Updated Wednesday, February 6, 2013 at 11:17 AM
Soaring hotel bookings pushed revenue higher at Expedia, but the Bellevue-based online travel agency’s fourth-quarter profit fell 90 percent because of money it set aside to appeal a tax dispute in Hawaii.
Nights booked for hotel stays jumped 33 percent as demand grew for a second straight quarter in Europe, Asia and the Americas. Room nights rose 19 percent in the U.S., the best gain in two years. The average room rate fell 3 percent.
Investors seemed to focus less on the bottom line and more on the strong hotel sales and surprising 24 percent jump in revenue. Expedia shares rose in after-hours trading, adding to gains during the regular session.
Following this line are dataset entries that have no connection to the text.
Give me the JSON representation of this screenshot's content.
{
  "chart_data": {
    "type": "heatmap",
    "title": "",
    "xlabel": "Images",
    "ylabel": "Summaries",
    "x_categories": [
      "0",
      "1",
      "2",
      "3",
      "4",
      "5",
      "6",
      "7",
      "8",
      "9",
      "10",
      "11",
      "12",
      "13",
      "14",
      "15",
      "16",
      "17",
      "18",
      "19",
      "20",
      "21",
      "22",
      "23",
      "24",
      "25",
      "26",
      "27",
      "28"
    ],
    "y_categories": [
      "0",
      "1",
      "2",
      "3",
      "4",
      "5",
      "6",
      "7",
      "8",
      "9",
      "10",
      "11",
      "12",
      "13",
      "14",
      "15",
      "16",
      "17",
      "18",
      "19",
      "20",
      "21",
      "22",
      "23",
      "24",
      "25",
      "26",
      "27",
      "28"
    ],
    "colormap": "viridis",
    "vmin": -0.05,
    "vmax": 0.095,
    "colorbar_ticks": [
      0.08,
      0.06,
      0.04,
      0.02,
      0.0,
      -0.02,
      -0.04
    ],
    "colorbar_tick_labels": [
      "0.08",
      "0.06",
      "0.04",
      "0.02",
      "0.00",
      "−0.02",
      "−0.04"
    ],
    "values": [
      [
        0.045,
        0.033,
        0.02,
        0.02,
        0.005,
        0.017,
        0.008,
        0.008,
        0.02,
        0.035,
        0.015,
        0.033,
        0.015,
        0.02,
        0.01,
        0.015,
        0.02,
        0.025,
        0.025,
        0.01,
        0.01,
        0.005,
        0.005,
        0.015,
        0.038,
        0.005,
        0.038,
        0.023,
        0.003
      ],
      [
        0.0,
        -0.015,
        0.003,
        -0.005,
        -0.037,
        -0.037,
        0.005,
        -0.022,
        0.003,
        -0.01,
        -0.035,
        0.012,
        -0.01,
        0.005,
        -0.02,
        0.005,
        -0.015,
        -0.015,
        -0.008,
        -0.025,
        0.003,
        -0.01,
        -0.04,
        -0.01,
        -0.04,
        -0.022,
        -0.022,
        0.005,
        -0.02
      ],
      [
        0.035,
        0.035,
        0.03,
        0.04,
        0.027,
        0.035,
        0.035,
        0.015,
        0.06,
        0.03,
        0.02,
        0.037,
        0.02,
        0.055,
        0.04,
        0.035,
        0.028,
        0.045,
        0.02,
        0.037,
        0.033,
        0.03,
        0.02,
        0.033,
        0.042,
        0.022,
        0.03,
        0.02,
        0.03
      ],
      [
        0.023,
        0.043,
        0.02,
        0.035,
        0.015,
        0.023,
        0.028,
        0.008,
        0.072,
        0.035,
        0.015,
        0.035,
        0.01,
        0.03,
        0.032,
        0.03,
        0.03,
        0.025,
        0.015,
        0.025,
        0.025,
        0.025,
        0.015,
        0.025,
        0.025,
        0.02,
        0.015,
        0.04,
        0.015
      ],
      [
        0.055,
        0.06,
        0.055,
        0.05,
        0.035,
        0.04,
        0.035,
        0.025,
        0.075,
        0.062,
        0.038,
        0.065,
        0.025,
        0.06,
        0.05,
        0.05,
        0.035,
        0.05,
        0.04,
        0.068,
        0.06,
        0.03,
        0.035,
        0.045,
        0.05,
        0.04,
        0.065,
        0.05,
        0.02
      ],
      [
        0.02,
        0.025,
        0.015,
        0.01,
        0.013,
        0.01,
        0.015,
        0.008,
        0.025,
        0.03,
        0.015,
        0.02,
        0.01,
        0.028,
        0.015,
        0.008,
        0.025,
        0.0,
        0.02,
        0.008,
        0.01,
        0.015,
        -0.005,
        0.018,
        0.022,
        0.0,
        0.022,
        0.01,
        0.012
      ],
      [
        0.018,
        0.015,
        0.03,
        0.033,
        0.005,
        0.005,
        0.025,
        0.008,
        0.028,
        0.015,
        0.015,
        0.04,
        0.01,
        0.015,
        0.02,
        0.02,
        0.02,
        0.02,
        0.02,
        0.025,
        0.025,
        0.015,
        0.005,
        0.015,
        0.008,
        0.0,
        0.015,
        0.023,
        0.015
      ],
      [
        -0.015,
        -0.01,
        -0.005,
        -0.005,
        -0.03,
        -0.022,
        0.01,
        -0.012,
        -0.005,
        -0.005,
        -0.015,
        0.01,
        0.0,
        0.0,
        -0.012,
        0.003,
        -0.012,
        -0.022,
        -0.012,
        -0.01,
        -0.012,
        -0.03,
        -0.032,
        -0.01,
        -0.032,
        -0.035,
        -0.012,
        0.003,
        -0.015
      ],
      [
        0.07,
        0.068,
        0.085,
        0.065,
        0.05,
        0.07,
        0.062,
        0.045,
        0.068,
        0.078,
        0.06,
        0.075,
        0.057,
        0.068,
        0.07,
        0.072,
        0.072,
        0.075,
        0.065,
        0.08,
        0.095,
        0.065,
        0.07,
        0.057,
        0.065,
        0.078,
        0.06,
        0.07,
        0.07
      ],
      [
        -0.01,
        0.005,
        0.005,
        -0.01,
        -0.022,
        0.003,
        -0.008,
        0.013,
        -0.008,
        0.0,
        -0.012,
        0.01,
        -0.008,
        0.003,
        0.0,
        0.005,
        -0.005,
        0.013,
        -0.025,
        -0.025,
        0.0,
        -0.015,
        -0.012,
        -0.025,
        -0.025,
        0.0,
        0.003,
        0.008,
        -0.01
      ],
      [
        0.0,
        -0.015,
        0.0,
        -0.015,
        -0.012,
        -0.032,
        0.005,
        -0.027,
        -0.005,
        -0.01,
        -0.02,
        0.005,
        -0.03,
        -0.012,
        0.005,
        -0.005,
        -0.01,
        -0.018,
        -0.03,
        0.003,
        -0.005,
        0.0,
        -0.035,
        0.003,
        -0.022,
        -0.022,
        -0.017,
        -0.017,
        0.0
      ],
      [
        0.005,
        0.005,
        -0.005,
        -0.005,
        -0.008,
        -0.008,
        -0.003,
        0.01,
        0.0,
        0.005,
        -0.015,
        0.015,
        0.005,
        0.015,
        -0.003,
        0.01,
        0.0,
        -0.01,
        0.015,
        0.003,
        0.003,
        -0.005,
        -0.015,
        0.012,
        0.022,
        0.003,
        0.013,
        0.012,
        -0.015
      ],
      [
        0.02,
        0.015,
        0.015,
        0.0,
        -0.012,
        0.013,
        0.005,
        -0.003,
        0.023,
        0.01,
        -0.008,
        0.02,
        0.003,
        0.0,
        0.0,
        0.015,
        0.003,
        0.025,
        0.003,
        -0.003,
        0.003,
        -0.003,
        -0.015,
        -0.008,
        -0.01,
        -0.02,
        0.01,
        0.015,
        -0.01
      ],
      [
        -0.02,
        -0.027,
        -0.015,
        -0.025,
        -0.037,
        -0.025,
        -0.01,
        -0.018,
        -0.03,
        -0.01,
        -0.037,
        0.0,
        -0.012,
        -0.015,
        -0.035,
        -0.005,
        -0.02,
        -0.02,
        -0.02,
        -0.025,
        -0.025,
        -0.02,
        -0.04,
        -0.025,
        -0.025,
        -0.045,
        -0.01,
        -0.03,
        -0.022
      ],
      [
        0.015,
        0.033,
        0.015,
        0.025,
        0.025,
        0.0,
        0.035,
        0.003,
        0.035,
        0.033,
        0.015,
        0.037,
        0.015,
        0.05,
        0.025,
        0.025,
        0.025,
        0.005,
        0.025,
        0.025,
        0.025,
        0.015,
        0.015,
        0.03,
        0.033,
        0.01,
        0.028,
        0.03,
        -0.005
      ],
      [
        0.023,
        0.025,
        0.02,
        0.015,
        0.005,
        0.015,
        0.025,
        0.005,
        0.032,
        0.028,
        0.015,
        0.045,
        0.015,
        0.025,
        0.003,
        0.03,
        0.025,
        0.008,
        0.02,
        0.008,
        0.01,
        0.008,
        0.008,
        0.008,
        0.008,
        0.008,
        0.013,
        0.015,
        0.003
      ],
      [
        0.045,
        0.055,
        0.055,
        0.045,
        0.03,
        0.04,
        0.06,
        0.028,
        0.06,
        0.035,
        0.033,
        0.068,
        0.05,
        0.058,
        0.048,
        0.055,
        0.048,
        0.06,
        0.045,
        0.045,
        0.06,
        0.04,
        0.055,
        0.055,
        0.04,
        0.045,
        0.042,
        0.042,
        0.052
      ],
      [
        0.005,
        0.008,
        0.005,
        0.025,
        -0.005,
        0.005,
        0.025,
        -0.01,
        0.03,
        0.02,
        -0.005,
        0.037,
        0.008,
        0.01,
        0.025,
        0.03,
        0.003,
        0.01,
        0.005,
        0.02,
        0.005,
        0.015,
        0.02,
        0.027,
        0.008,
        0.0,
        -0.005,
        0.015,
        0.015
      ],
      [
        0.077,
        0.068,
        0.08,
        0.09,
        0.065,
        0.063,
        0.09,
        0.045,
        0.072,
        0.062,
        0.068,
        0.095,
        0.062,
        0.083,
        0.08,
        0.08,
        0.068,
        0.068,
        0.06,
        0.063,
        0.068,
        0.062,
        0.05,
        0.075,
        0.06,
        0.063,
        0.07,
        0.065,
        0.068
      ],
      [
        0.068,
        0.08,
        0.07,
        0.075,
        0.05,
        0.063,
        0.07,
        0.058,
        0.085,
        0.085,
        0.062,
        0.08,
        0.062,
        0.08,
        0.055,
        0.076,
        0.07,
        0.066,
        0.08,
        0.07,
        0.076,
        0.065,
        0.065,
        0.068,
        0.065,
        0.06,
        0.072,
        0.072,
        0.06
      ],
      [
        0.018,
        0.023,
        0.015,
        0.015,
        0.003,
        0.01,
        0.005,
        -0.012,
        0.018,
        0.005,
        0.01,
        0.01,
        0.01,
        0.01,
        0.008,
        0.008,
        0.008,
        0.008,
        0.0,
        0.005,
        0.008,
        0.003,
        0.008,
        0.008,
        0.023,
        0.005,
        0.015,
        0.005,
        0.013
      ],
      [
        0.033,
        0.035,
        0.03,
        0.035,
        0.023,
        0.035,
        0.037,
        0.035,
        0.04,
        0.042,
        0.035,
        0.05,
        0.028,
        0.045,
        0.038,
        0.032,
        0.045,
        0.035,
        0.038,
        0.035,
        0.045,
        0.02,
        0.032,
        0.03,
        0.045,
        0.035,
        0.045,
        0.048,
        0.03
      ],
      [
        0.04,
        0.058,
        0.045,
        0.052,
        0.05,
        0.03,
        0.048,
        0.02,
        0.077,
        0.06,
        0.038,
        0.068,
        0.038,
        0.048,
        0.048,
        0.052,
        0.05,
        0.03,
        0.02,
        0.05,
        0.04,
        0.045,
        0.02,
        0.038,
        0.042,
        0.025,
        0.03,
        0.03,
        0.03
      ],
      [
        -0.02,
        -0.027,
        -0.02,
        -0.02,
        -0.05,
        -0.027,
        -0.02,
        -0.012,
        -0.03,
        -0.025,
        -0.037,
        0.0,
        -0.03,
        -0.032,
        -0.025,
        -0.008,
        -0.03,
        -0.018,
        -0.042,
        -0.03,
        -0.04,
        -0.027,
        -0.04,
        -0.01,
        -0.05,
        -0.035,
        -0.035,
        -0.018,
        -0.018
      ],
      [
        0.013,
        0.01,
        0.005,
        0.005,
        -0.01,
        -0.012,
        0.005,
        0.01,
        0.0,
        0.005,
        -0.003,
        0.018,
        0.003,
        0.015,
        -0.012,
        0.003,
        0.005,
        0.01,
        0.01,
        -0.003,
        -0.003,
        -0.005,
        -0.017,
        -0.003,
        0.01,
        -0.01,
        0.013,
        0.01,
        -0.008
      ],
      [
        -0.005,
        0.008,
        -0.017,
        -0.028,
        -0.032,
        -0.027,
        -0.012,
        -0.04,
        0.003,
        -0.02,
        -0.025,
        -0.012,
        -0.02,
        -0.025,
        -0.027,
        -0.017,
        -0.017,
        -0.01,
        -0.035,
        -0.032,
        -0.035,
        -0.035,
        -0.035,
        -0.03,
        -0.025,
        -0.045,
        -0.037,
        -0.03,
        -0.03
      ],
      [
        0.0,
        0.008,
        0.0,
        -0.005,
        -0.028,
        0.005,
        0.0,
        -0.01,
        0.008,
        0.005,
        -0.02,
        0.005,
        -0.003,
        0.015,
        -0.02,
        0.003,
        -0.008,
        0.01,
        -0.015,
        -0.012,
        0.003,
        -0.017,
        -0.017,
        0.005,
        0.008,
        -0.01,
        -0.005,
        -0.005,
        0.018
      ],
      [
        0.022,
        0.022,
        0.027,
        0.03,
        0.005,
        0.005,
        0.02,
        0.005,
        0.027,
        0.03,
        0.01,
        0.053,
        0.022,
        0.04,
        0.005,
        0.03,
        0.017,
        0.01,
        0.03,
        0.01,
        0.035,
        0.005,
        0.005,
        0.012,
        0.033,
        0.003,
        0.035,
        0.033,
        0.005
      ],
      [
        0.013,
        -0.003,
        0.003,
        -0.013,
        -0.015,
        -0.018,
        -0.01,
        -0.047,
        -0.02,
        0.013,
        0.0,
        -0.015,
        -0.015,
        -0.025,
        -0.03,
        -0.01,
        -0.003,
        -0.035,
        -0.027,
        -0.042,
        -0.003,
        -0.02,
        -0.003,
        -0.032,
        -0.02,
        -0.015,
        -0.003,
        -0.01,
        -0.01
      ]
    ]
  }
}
Expedia said that it earned $6.7 million, or 5 cents a share, down from $70.3 million, or 44 cents a share, in the fourth quarter of 2011.
The results included $111 million that Expedia expects to pay to appeal a ruling on the way that hotel-occupancy taxes are calculated in Hawaii. Expedia could get back some or all of the money if it were to win on appeal.
Hawaii officials are pursuing several online travel companies that they say owe the state $170 million in unpaid hotel room taxes. The officials say that excise taxes should be calculated on the full amount that consumers pay for the room, not the lower wholesale rate that the travel agencies paid before marking them up.
Expedia said that without the tax issue and other one-time items, it would have earned 63 cents a share. Analysts surveyed by FactSet were expecting 65 cents a share.
Revenue rose to $974.9 million from $787.1 million, easily beating the $933.1 million forecast of analysts.
Expedia — which operates several travel websites, including Expedia.com, Hotels.com and Hotwire — sold 12 percent more airline tickets than a year before, with the average fare 2 percent higher than a year earlier.
Expedia’s shares rose $2.34, or 3.6 percent, to $67.50 in regular trading Tuesday, and were up an additional $3.20, or 4.7 percent, to $70.70, in extended trading after the report.